I love USPS. Like Social Security, Medicare and even the IRS, it is a public good that reliably provides a service or benefits to an enormous number of beneficiaries in a way private, bottom-line oriented systems won’t and can’t.
Years ago I had a small business on eBay selling used clothing. I always relied on USPS over Fed Ex or UPS to ship sales. It was cheaper and more reliable than these private shippers that boast their advanced tracking features and shipping speed. I also buy whatever I can used from eBay and other online second-hand retailers. This second hand stuff is overwhelmingly shipped USPS. This has always meant anything shipped from a nearby state would reach me a day or two after being shipped. Things from California might take 3-4 days, priority mail. I can remember only one item ever lost in the mail, and that was something that shipped within days of the Anthrax scare in 2001. It was a second -hand designer coat, which I received in the mail two years later.
Until now. Like everyone else, I have experienced mail delays beginning around the time of the COVID-related lockdowns in March. Which wasn’t surprising, as the Postal Service has for years been cash-starved and COVID stressed it further, with homebound people more reliant on mail-order. These things would explain delays due to resource issues. They wouldn’t explain what I found when I started tracking packages using the USPS tracker.
I thought I’d share these screenshots, which show two packages shipped from New York to Maryland ricocheting back and forth between local post offices and, in one case, traveling from New York to Maryland to South Dakota before returning to bounce around among multiple different local post offices.

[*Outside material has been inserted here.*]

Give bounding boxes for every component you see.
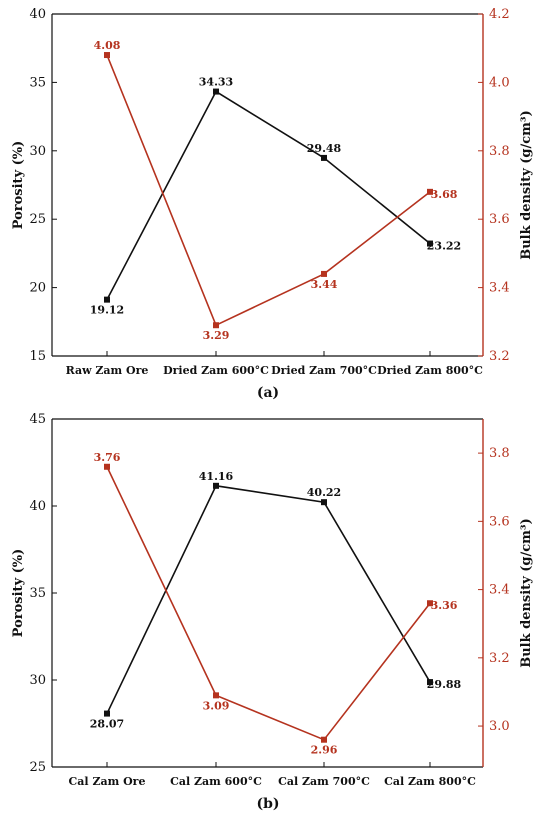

This screenshot shows the continued journey of the same package in screenshot above. The package originated in New York on August 7 (not shown). From there it went to Washington DC→ Hyattsville, MD→ Sioux Falls, SD→ Washington, DC→ Hyattsville, MD→ Gaithersburg, MD→ Silver Spring, MD→ Takoma Park, MD→ Silver Spring, MD→ Takoma Park (delivery). This took 7 days.

Here’s a second package, also shipped from New York to Maryland. The route for this package was NY→ New Jersey→ Hyattsville, MD→ Gaithersburg, MD→ Capitol Heights, MD→ Hyattsville, MD→ Gaithersburg, MD→ Takoma Park, MD→ Silver Spring, MD→ Delivery in Takoma Park.

Hyattsville, Capitol Heights, Gaithersburg, Silver Spring, and Takoma Park are reasonably close in to Washington DC; perhaps 40 miles between the two farthest.
Can anyone explain why packages would bounce back and forth among multiple close together USPS facilities, and make a trip between two East Coast states via South Dakota? I assume this has to do with the lack of mail sorters, and can only imagine what this means for the post offices ability to efficiently and accurately handle a huge volume of mail-in ballots.